Comparison of Cariostatic Efficacy of Human and Mammalian Statherins

Objectives: It has been shown that the human salivary protein statherin has cariostatic efficacy. However, the amino acid sequence of mammalian statherins varies considerably, but not at the N-terminal hydroxyapatite binding site. The aim was to measure a) the adsorption to hydroxyapatite (HAP) and b) the cariostatic efficacy of four non-human statherin sequences compared with human statherin, and, to correlate. This will give insight into the impact of statherin binding as influenced by its sequence variability on its cariostatic efficacy.
Methods: Statherin sequences of macaque, pig, sheep and cattle were obtained from a genomic sequence database. The N-terminal 21-mer of each protein was synthesised and their concentrations measured spectrophotometrically. The specific adsorption to HAP of each sequence from a 100 µMol solution of peptide onto 1 mg of HAP beads was calculated. The inhibition of demineralisation was measured using scanning microradiography (SMR) of HAP disks exposed to a pH 4.0 caries simulating solution. Both were compared with data previously obtained for human statherin, and a correlation coefficient between both datasets calculated. Secondary sequence prediction software was used to calculate the potential for α-helix formation for each.

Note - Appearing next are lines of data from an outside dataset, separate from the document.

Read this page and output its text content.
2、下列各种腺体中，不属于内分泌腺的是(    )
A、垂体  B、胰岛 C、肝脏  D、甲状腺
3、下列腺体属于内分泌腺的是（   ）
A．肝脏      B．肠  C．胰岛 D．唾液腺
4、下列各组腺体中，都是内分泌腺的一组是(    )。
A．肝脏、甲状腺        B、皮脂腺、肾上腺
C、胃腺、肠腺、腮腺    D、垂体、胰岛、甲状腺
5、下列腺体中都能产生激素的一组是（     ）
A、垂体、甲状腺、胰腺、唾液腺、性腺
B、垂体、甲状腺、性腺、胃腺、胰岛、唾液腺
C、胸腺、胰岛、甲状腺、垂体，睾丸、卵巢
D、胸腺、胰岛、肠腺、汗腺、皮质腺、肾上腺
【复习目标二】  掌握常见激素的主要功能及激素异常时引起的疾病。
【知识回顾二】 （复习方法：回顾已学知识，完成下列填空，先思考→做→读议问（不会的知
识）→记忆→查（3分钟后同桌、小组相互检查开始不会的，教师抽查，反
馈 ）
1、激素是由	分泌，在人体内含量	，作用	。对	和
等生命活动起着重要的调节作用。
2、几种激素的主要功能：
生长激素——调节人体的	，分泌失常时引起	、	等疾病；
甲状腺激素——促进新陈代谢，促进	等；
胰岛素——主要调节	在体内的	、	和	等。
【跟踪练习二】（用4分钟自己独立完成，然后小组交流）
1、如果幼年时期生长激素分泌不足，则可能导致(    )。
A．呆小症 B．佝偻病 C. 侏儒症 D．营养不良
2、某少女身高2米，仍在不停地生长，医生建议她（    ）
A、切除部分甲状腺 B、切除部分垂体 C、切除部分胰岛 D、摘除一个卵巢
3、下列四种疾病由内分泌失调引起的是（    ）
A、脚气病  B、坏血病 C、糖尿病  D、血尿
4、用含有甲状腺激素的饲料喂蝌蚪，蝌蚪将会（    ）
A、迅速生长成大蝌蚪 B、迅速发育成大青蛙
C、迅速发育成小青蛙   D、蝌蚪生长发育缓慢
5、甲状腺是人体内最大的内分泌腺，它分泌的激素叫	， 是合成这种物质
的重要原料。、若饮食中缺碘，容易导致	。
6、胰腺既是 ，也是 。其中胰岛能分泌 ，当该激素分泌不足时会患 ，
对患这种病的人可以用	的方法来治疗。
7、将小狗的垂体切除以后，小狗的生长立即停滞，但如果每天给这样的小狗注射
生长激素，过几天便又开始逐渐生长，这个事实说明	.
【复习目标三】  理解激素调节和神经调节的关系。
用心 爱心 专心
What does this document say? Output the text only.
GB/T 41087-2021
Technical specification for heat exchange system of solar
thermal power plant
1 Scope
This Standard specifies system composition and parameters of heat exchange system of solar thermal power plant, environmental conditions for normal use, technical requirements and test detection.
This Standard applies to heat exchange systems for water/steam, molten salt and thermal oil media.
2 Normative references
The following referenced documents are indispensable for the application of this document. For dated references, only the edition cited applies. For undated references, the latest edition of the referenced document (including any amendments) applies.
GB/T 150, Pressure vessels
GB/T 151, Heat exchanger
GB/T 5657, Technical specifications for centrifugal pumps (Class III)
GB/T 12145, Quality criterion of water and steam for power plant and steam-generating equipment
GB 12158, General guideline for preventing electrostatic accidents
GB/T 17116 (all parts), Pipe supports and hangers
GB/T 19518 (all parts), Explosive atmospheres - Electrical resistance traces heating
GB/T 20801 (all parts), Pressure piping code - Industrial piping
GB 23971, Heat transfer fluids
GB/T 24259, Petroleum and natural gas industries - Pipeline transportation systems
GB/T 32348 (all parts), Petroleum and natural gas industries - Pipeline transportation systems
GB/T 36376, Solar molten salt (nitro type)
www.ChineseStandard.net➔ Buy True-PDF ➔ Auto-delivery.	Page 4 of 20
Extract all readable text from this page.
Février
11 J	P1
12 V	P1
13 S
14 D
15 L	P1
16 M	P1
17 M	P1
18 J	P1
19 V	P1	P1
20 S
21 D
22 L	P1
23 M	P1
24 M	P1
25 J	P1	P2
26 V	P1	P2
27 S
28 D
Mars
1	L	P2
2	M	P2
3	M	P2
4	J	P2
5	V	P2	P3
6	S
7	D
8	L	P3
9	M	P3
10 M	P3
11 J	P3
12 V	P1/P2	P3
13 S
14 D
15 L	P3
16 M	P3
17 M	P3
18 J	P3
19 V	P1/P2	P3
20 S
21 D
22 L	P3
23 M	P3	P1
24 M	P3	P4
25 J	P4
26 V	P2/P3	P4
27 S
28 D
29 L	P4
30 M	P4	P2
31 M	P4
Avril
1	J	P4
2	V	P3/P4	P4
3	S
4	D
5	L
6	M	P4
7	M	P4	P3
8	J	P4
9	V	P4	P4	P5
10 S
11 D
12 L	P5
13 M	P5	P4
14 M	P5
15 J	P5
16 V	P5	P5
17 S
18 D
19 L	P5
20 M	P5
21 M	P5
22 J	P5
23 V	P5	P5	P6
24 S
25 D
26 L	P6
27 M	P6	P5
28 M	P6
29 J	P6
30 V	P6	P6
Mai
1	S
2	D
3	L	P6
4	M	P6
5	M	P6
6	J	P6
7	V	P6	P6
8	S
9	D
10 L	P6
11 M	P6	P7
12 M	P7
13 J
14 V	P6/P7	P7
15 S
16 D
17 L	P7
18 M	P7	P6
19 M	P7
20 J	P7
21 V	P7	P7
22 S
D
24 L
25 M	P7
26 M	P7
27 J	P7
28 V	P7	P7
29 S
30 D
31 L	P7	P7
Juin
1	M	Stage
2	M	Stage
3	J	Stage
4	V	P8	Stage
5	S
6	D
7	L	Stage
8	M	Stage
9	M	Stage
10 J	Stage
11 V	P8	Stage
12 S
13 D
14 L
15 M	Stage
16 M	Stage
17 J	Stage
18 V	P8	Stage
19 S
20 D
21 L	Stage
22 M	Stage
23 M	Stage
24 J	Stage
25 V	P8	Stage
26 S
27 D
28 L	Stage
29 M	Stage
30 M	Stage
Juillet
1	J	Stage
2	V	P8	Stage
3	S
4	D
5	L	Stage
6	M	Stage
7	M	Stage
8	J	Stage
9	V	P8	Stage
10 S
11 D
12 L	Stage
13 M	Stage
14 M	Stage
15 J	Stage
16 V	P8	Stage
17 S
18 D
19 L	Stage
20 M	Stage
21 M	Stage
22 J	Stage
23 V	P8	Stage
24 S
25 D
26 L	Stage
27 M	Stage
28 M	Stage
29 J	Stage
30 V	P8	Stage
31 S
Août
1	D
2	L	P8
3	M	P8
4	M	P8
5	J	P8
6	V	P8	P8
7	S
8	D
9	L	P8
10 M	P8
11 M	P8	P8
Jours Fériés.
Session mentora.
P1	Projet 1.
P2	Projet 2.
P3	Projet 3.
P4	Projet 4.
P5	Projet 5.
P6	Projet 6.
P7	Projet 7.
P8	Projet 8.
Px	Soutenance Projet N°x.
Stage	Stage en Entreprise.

Results: All statherin sequences showed hydroxyapatite adsorption and demineralisation inhibition as shown in Table 1. The was a positive correlation(R²=0.96) showing that those sequences with higher binding efficacy have higher demineralisation inhibition. There was little relation between helix formation predictions and either binding or cariostatic efficacy.
Conclusions: The amino acid sequence of statherins varies considerably after the initial N-terminal pentapeptide, however all similarly bind to HAP and similarly inhibit demineralisation. There is no evidence that the diet and digestive systems are related to their effectiveness. The small differences in binding correlate positively with their cariostatic efficacy, and therefore increased binding increases cariostatic efficacy. The ability of the N-terminal to form helices in its solution does not impact on either. However, it is likely that such secondary structure is only conferred following binding to HAP.